Hamburg wird im Länderfinanzausgleich zum Nehmer. Dabei hatte Stadt 2012 mit neun Milliarden Euro so viel Steuern in Kasse wie nie zuvor.

Hamburg. Auf den ersten Blick ist es absurd: Hamburg hatte 2012 nach vorläufigen Zahlen mit knapp neun Milliarden Euro so viel Steuern in der Kasse wie nie zuvor - dennoch wird es im Länderfinanzausgleich 2012 erstmals seit fast 20 Jahren wieder vom Geber- zum Nehmerland. Statt 200 Millionen Euro einzuzahlen, wie im Hausalt eingeplant, erhält die Stadt 21 Millionen Euro. Zuletzt war Hamburg 1994 mit 31 Millionen Euro aus dem Topf alimentiert worden, der die "Vereinheitlichung der Lebensverhältnisse" in Deutschland sicherstellen soll.

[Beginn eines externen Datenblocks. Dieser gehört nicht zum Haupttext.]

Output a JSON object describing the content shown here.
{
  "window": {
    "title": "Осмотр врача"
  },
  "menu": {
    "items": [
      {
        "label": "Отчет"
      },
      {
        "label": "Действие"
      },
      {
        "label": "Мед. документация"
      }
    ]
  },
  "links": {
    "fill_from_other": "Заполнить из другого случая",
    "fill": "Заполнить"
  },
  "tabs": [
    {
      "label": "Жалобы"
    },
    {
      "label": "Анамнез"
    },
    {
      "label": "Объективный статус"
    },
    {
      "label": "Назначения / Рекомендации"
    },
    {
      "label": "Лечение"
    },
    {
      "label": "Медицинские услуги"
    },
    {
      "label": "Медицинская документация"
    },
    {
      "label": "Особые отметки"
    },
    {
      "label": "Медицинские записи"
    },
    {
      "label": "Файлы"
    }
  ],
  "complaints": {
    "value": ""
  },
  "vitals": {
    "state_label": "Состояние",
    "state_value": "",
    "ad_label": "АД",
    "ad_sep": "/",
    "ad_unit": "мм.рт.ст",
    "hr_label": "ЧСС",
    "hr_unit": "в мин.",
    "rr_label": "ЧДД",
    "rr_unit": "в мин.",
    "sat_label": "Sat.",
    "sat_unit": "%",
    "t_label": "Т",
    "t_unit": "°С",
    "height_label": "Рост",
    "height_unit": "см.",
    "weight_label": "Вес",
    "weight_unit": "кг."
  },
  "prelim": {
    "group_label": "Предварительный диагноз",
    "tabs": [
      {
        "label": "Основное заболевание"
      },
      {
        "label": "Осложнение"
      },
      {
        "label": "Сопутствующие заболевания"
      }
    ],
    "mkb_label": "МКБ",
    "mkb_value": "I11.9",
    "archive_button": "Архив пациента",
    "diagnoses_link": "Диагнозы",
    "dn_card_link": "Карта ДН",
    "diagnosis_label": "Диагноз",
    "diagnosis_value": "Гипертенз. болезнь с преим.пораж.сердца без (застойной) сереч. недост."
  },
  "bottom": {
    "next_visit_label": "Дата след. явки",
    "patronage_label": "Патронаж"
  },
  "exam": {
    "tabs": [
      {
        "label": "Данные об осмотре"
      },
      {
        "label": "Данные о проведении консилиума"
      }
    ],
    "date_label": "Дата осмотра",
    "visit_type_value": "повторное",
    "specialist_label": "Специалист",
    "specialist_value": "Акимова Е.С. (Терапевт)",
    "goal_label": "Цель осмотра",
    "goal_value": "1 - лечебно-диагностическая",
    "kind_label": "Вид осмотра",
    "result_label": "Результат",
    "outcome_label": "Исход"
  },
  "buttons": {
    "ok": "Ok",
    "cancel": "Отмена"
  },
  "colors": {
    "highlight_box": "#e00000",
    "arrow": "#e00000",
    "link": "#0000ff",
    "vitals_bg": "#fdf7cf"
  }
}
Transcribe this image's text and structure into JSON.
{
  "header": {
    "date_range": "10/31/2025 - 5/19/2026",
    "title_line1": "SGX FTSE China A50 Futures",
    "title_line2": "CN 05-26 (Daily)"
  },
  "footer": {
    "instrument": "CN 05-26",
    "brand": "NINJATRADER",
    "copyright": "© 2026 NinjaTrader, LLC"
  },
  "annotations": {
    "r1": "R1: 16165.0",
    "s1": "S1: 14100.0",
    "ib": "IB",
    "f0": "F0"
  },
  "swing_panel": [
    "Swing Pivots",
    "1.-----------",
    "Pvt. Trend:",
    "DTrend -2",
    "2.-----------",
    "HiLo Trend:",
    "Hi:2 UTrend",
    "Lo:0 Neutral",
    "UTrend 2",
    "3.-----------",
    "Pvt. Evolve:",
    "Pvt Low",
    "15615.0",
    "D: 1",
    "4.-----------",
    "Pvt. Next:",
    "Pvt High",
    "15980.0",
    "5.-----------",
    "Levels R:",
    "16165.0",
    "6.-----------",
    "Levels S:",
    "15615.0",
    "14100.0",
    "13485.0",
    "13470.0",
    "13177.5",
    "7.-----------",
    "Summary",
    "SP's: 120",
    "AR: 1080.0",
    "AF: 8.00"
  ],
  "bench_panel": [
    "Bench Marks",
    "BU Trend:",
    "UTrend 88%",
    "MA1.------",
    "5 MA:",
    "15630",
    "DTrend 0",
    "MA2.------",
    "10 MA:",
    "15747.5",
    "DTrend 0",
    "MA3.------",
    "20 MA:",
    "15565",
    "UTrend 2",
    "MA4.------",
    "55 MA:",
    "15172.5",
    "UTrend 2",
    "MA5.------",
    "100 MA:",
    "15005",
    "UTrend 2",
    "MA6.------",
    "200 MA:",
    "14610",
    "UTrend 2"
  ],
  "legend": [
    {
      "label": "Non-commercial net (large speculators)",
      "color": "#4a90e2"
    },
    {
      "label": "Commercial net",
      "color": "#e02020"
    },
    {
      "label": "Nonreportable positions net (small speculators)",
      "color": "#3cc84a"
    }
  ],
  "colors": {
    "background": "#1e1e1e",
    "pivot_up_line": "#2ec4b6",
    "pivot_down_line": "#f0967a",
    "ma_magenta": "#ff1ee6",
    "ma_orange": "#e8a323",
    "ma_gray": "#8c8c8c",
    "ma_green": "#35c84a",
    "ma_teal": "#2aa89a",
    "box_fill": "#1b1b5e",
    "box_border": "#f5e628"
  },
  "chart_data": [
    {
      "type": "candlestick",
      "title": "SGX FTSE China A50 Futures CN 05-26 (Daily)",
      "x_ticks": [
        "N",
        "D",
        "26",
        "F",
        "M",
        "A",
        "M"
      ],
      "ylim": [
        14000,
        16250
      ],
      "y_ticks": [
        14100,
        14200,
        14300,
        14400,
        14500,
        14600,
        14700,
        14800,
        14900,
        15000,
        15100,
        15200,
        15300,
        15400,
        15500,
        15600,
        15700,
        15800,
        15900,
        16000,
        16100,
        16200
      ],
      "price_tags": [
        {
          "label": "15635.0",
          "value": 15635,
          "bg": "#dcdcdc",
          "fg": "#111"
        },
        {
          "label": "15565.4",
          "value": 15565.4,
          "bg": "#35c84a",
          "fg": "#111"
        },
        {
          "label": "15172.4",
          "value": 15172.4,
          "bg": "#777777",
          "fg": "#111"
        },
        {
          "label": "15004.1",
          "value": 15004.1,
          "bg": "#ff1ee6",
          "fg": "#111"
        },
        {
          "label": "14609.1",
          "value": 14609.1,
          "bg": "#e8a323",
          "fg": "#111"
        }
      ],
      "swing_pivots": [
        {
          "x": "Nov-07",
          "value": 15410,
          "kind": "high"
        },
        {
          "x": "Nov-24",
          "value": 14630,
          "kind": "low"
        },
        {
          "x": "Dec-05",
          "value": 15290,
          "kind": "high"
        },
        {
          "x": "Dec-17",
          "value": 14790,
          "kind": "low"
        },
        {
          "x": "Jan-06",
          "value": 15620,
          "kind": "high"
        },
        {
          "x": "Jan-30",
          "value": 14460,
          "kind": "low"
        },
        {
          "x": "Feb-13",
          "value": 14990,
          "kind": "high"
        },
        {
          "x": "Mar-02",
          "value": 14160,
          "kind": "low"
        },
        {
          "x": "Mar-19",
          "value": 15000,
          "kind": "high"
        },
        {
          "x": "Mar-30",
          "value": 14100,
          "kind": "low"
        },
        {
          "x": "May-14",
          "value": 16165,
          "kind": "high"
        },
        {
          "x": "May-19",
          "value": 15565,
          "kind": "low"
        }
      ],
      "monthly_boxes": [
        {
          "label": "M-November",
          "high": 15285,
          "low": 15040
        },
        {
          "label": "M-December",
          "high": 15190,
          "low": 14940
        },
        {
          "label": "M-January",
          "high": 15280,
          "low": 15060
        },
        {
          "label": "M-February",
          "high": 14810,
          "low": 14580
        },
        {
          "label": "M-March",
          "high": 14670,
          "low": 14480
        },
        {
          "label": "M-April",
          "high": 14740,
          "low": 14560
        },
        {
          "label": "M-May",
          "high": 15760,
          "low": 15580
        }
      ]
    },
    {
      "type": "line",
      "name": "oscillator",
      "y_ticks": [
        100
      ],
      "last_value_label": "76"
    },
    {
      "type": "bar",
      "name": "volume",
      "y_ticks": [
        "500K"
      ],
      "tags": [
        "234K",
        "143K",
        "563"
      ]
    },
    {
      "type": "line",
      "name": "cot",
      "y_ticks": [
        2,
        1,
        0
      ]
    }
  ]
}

Seitdem hat die Stadt knapp fünf Milliarden Euro an ärmere Länder überwiesen - Höhepunkt war 2003, als Hamburg mehr als 650 Millionen Euro abgeben musste. Allerdings gingen die Zahlungen seitdem relativ kontinuierlich zurück, und seit der ersten großen Finanzkrise 2009 pendelte die Stadt stets an der Grenze vom Zahler- zum Geberland. In den Jahren 2009 bis 2011 wurden "nur" noch 45 bis 65 Millionen Euro pro Jahr abgeführt. 2011 war die Stadt zum Stichtag 30. Juni schon einmal Empfänger, aufs Gesamtjahr gerechnet dann aber doch wieder Zahler.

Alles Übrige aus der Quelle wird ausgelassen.